Last year's Russian crisis battered Polish markets. In recent months the markets bounced back, as investors decided that Poland was still open for business, after all. The story of Andrzej Rogulski, whose firm in Warsaw manufactures widgets (wall-plugs, hooks and screws) by the million, is typical. Eight years ago he was a one-man band. Two years ago he had 20 employees. Now he has 50. He is well off by west European standards, taking all of his holidays abroad - he and his wife are just back from New Zealand. And Rogulski is not alone in his optimism. A group of his younger employees differ on everything except their belief that opportunities exist in the new Poland. As 23-year-old Rafal Pietrzak says: "If somebody knows what he wants, he can get it."
A group of women working on Rogulski's assembly line are equally upbeat. "Before, things were done any old how. It didn't matter what you did. Now, if our firm does well, we'll earn well. That's the difference," says one. Genovefa Szczepanska, 47, singles out ham - which has unrivalled significance in the Polish diet - to illustrate the change in living standards. "Before, I could afford to buy a kilo but I'd have stood there for hours. Even then I probably wouldn't have got it. Now you buy less, but the stuff is fresh, it's good. And people can afford to eat ham daily. Don't let anybody tell you different. Some people say they want to go back, but they don't mean it." Danuta Zakrzewska chips in: "I never thought I'd live to see such changes happen so quickly. That's good, of course it is."

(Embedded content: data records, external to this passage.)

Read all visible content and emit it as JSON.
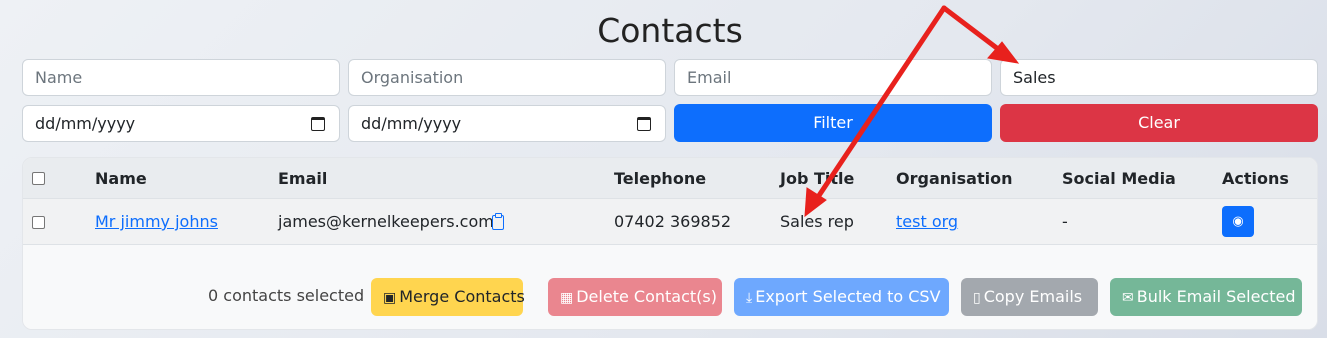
{
  "page": {
    "title": "Contacts"
  },
  "filters": {
    "name_placeholder": "Name",
    "organisation_placeholder": "Organisation",
    "email_placeholder": "Email",
    "job_title_value": "Sales",
    "date_from": "dd/mm/yyyy",
    "date_to": "dd/mm/yyyy",
    "filter_label": "Filter",
    "clear_label": "Clear"
  },
  "table": {
    "headers": [
      "Name",
      "Email",
      "Telephone",
      "Job Title",
      "Organisation",
      "Social Media",
      "Actions"
    ],
    "rows": [
      {
        "name": "Mr jimmy johns",
        "email": "james@kernelkeepers.com",
        "telephone": "07402 369852",
        "job_title": "Sales rep",
        "organisation": "test org",
        "social_media": "-"
      }
    ]
  },
  "footer": {
    "selected_count": "0 contacts selected",
    "merge_label": "Merge Contacts",
    "delete_label": "Delete Contact(s)",
    "export_label": "Export Selected to CSV",
    "copy_label": "Copy Emails",
    "bulk_label": "Bulk Email Selected"
  },
  "colors": {
    "primary": "#0d6efd",
    "danger": "#dc3545",
    "warning": "#ffd54f",
    "annotation_arrow": "#e8211d"
  },
  "icons": {
    "date": "calendar-icon",
    "email_copy": "clipboard-icon",
    "action": "view-icon",
    "merge": "merge-icon",
    "delete": "trash-icon",
    "export": "download-icon",
    "copy": "clipboard-icon",
    "bulk": "envelope-icon"
  }
}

In Gdansk, Lech Walesa, living with his wife Danuta behind electronic gates at a guarded villa, fantasises about turning the clock back on his own life. "I would like to be 18 years old, and pick up girls. But I have to go for a walk with my grandchildren. What can I do about it? I must accept the situation."
He insists that he would happily leave politics behind. "I could say: 'All right, I have done my job, now it is your turn.' I could play a decorative role: take part in official banquets, get bonuses or rewards. But I'm not like that. I took on this work because I do not want our revolution to go astray. I must act, I am needed." In reality, you cannot help feeling that politics is a kind of life- support system for Walesa. He likes to be in charge - even in interviews. He rarely lets you finish a sentence. He likes to answer the questions that you haven't asked, and not answer the questions that you have asked. When he talks of wanting more time to go bicycling or fishing, it is difficult not to be sceptical.
Poles have not exactly turned their backs on him. But if he throws his hat into the presidential ring next year, as he looks likely to do, most commentators regard his chances as slim. While seeking to rid itself of Communism in 1989, Poland was fortunate to have Walesa - a man who took extraordinary risks and won unwinnable battles. But that was then and this is now. As Brecht wrote: "Unhappy the land that has need of heroes." After 200 years of battling with unwanted occupiers and dictators - with just 20 years of rocky independence between 1918 and 1939 - Poland is emerging from the political intensive-care ward. At last the country may no longer be in need of heroes.
Poland rarely appears on the front pages these days, not least because its crises are no longer dramatic or threatening. It is fast becoming a European country like any other. Miracles don't come more miraculous than that.